Youtube also has a built-in soft (= programatically overlayed) subtitling system; you can upload titles to replace the auto-detect titles (which are terrible). This might be good to do in addition to the hard (= video encoded) subtitles, maybe with kanji in the soft titles. Because soft titles disappear entirely on pause, they would not be suitable for replacing hard titles, but only as a supplement.

I noticed a strong sound level difference when I went to the next video. It's best for all audio on a channel to be at the same level, and for that level to be as high as possible without clipping. Same level for consistency between videos, and as high as possible so that ads can't be much louder than the main video. Also because users can always turn the volume down, but on portable devices (or bad headsets) they may reach a limit on turning the volume up.

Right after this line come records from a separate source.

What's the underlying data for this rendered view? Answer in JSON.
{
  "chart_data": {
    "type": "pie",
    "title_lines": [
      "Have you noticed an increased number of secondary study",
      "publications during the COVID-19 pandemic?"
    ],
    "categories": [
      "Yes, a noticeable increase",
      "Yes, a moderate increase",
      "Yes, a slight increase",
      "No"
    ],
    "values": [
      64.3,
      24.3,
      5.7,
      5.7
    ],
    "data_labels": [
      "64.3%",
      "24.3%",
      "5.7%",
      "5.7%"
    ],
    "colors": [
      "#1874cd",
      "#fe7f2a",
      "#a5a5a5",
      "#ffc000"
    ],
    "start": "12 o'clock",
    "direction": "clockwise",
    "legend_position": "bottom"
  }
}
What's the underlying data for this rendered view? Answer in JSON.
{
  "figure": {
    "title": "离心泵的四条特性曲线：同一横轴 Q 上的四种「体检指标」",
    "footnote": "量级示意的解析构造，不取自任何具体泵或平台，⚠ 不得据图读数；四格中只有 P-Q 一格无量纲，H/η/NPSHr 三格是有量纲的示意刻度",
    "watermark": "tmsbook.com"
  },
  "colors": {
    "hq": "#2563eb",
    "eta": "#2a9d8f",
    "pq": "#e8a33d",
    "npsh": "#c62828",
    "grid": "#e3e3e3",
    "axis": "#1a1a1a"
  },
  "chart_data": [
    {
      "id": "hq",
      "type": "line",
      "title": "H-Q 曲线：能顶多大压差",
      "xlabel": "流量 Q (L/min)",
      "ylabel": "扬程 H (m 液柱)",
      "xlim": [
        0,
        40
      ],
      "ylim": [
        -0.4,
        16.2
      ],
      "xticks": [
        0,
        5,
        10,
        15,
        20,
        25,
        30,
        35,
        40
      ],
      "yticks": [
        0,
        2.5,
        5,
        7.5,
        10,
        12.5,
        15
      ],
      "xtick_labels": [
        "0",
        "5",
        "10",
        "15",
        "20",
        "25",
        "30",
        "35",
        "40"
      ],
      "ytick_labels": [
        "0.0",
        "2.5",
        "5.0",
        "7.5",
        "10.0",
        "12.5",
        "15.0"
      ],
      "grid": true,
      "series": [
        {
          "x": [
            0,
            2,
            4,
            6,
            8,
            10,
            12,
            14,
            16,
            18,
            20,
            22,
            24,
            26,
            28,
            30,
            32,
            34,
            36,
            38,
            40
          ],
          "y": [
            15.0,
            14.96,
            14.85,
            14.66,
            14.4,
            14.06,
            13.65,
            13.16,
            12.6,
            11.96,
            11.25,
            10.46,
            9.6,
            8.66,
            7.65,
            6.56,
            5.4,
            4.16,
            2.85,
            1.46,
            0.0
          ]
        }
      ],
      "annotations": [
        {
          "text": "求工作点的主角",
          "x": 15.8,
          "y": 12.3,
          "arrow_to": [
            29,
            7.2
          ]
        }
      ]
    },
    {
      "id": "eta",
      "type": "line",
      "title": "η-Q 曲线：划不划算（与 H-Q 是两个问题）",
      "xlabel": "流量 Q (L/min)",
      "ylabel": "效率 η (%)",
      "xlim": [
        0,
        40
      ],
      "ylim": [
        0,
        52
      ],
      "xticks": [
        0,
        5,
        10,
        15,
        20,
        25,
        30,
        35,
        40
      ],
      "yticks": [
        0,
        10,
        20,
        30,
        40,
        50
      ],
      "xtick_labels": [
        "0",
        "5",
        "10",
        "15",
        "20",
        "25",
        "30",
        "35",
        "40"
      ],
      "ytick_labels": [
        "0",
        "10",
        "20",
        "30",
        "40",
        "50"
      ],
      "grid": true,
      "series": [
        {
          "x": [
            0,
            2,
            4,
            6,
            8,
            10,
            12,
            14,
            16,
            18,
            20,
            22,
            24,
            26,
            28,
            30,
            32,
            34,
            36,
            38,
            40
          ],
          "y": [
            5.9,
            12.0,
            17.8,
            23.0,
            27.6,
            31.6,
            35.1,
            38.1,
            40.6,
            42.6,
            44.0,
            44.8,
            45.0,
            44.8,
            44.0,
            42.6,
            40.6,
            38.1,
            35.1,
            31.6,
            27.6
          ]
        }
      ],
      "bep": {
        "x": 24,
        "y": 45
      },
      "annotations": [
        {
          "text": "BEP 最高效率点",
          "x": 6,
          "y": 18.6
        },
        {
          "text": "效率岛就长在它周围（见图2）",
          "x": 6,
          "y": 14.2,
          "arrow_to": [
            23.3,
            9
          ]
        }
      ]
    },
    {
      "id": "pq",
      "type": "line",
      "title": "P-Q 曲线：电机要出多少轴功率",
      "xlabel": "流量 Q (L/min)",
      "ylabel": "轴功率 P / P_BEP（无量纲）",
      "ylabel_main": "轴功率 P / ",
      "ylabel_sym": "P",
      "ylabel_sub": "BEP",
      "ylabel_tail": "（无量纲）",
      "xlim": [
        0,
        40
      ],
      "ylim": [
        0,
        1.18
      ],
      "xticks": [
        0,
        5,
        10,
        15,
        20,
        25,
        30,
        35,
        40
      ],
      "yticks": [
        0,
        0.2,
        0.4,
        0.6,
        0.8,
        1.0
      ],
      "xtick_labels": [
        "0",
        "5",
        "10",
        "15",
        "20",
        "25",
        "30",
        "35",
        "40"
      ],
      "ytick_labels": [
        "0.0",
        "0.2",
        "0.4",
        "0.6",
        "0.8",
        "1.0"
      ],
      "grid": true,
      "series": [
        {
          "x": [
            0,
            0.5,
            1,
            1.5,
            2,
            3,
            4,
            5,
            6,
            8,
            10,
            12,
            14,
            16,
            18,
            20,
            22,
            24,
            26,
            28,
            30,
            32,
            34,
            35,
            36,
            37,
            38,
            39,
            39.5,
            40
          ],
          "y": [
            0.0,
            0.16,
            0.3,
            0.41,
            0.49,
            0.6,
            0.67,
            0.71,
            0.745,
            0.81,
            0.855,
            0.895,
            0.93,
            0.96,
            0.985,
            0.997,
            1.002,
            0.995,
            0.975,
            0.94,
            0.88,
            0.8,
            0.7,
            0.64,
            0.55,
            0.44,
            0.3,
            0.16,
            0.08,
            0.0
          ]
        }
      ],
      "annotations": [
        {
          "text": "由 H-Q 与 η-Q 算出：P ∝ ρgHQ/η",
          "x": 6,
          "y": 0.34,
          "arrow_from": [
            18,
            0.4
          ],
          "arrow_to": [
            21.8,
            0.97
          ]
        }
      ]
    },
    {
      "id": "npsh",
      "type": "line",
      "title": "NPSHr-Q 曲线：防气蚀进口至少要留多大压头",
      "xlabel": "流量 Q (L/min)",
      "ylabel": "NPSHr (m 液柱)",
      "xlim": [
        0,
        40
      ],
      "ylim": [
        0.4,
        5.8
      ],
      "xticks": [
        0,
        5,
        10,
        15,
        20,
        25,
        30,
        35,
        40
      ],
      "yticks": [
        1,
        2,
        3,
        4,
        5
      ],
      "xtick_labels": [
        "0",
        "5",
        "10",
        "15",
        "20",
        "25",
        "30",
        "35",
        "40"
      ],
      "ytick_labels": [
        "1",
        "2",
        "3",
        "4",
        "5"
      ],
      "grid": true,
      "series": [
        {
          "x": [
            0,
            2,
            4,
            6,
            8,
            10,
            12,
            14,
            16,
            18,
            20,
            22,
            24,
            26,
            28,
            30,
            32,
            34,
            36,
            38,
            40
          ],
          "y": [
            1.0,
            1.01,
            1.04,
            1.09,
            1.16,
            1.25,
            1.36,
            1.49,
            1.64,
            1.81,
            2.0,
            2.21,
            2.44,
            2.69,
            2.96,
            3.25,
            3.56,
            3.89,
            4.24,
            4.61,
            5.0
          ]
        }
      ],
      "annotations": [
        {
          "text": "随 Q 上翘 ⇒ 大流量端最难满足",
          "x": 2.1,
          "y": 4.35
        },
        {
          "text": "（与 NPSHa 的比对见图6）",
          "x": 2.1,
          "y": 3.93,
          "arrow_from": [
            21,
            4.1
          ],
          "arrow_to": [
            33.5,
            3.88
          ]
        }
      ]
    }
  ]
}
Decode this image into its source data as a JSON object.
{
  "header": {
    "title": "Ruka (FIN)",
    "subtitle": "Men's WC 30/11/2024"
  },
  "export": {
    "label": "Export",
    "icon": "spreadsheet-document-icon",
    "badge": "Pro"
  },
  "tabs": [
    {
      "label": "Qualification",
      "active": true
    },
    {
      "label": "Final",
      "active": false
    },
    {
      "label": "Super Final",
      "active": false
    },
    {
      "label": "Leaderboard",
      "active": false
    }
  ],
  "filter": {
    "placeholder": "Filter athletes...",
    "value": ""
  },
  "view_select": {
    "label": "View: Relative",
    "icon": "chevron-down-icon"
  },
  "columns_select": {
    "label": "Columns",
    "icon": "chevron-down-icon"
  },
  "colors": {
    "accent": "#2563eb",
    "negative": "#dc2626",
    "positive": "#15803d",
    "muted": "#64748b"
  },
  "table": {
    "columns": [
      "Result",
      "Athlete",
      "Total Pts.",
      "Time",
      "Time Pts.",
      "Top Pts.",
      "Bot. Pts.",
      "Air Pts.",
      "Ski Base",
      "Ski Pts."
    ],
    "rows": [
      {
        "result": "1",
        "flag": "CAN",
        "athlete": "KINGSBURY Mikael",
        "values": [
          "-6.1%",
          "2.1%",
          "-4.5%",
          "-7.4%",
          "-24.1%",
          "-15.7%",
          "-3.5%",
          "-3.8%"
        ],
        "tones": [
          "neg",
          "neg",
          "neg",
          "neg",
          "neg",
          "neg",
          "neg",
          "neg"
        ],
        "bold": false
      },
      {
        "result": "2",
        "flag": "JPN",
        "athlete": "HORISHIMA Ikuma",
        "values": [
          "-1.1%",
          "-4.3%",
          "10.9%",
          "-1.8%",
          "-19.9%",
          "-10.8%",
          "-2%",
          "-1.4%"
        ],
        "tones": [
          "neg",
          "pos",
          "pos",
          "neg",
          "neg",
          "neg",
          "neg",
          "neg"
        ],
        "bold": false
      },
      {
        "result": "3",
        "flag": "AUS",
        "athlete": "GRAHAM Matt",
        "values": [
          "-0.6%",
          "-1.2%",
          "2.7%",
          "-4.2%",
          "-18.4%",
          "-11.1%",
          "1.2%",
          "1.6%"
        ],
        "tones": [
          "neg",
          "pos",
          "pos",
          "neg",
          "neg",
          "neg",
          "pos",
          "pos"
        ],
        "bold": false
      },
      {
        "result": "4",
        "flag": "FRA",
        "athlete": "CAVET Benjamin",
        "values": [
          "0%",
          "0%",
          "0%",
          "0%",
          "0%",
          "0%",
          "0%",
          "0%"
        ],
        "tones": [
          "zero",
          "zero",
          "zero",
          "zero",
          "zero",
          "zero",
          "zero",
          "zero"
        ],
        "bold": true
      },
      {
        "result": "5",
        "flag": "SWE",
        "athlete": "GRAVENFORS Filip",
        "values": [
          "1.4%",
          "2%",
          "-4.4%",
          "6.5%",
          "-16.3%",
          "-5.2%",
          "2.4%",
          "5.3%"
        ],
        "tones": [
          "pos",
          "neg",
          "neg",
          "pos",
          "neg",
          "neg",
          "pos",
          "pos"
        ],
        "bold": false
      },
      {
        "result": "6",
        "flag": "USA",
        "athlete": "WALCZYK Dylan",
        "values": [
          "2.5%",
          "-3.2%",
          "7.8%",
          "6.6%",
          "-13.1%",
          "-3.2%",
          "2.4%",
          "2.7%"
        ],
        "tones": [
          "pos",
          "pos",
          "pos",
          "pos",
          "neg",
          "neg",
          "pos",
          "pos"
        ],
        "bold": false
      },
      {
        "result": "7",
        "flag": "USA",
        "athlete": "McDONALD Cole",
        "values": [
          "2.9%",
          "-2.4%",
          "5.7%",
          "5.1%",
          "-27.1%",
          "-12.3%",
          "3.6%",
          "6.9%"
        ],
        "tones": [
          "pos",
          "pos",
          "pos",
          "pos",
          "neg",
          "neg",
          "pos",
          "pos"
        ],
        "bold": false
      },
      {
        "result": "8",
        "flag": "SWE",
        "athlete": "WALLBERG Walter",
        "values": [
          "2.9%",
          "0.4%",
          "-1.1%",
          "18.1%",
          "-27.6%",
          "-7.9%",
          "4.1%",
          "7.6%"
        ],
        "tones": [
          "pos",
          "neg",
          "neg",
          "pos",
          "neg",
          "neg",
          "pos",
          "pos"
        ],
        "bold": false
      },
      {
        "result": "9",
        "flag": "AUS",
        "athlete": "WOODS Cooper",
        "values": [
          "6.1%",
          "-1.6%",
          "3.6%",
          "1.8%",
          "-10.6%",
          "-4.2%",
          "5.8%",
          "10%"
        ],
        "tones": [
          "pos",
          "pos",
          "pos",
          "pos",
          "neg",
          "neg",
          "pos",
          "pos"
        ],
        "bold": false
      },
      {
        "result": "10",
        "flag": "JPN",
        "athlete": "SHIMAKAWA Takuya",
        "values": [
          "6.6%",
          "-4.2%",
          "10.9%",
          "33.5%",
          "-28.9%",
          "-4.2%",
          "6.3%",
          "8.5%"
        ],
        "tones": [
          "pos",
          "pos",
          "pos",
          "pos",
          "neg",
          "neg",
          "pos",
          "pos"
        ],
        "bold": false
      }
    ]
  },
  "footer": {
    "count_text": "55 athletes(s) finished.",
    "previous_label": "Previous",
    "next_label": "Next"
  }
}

As long as your channel is not monetized, using commercial footage for educational purposes is probably fine and probably falls under fair use, and even if someone objects, they will likely only send a take-down notice (the "damages" for non-commercial infringement are not worth filing a lawsuit in the first place.)

If you intend to profit from this, however, everything changes. You are likely to need to license the content you subtitle. At least you should incorporate to protect your personal assets from lawsuits (so if you can't afford a lawsuit, only the company goes broke, not yourself), and really it would be better to talk to a copyright lawyer. Japan has a terrible track record on fair use despite being a Berne convention signatory and so supposedly has laws modeled on the same principles. Making your videos not available in Japan but only in countries with more liberal fair use precedent may help, but even then your work is unlikely to be fair use if commercialized. I know that similar projects (as apps, not youtube channels) licensed their content.